Jumat, 26 Februari 2016

HARUSKAH ADA PERGANTIAN PEMERINTAHAN

Oleh: Abdurrahman Wahid

DALAM editorialnya 25 Januari 2003, Harian Media Indonesia menyatakan anggapan seharusnya pemerintah tidak perlu diganti. Megawati Soekarnoputri selaku kepala negara dan sekaligus kepala pemerintahan harus dipertahankan terus hingga pemilihan umum yang akan datang. Argumentasi yang dikemukakan untuk mendukung pandangan ini bahwa negara kita telah dua kali mengalami pergantian pimpinan (dalam hal ini presiden) dalam waktu sangat singkat.

Pemimpin negara yang juga adalah pemimpin pemerintahan, kedua fungsi kepemimpinan di atas disatukan dalam istilah pimpinan nasional. Kalau terjadi lagi pergantian pemimpin nasional saat ini, dari tangan Megawati Soekarnoputri, maka berarti negara kita tidak memiliki stabilitas politik yang diperlukan bagi pembangunan bangsa ini untuk selanjutnya. Dengan demikian, menurut editorial tersebut, pergantian pimpinan nasional saat ini justru mengisyaratkan rapuhnya sistem pemerintahan di negeri ini. Mungkinkah pemerintahan dilanjutkan dengan pimpinan yang sangat cepat diganti?
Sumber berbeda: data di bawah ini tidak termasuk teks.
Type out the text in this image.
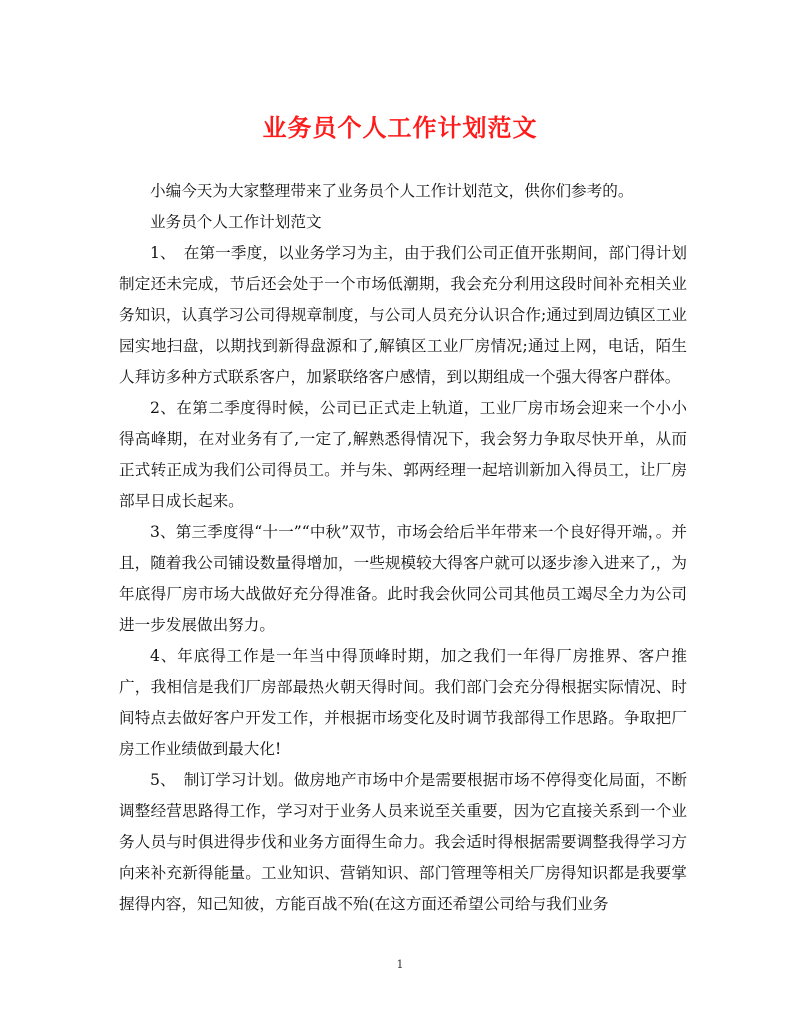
业务员个人工作计划范文

小编今天为大家整理带来了业务员个人工作计划范文，供你们参考的。

业务员个人工作计划范文

1、　在第一季度，以业务学习为主，由于我们公司正值开张期间，部门得计划制定还未完成，节后还会处于一个市场低潮期，我会充分利用这段时间补充相关业务知识，认真学习公司得规章制度，与公司人员充分认识合作;通过到周边镇区工业园实地扫盘，以期找到新得盘源和了,解镇区工业厂房情况;通过上网，电话，陌生人拜访多种方式联系客户，加紧联络客户感情，到以期组成一个强大得客户群体。

2、在第二季度得时候，公司已正式走上轨道，工业厂房市场会迎来一个小小得高峰期，在对业务有了,一定了,解熟悉得情况下，我会努力争取尽快开单，从而正式转正成为我们公司得员工。并与朱、郭两经理一起培训新加入得员工，让厂房部早日成长起来。

3、第三季度得“十一”“中秋”双节，市场会给后半年带来一个良好得开端，。并且，随着我公司铺设数量得增加，一些规模较大得客户就可以逐步渗入进来了,，为年底得厂房市场大战做好充分得准备。此时我会伙同公司其他员工竭尽全力为公司进一步发展做出努力。

4、年底得工作是一年当中得顶峰时期，加之我们一年得厂房推界、客户推广，我相信是我们厂房部最热火朝天得时间。我们部门会充分得根据实际情况、时间特点去做好客户开发工作，并根据市场变化及时调节我部得工作思路。争取把厂房工作业绩做到最大化!

5、　制订学习计划。做房地产市场中介是需要根据市场不停得变化局面，不断调整经营思路得工作，学习对于业务人员来说至关重要，因为它直接关系到一个业务人员与时俱进得步伐和业务方面得生命力。我会适时得根据需要调整我得学习方向来补充新得能量。工业知识、营销知识、部门管理等相关厂房得知识都是我要掌握得内容，知己知彼，方能百战不殆(在这方面还希望公司给与我们业务

1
Sepintas lalu, argumentasi di atas memang sangat meyakinkan. Hal itu disebabkan oleh ekuasi (penyamaan) antara stabilitas nasional dan adanya pemerintahan. Persoalannya benarkah anggapan seperti itu? Konsekuensi dari pendapat itu memang benar; wujud adanya pemerintahan disamakan dengan stabilitas politik. Dengan sendirinya, pertanyaan yang objektif justru akan berbunyi, benarkah wujud sebuah pemerintahan identik dengan stabilitas politik? Jika asumsi ini benar maka pendapat yang mengutamakan sangat penting arti pemerintahan dapat segera bekerja. Ada 'fakta' yang sangat menentukan, bahwa hubungan antara eksistensi pemerintah suatu negara dan stabilitas politik, justru menghasilkan 'anak haram' yang membawa kerancuan besar-besaran dalam tata negara yang kita kembangkan.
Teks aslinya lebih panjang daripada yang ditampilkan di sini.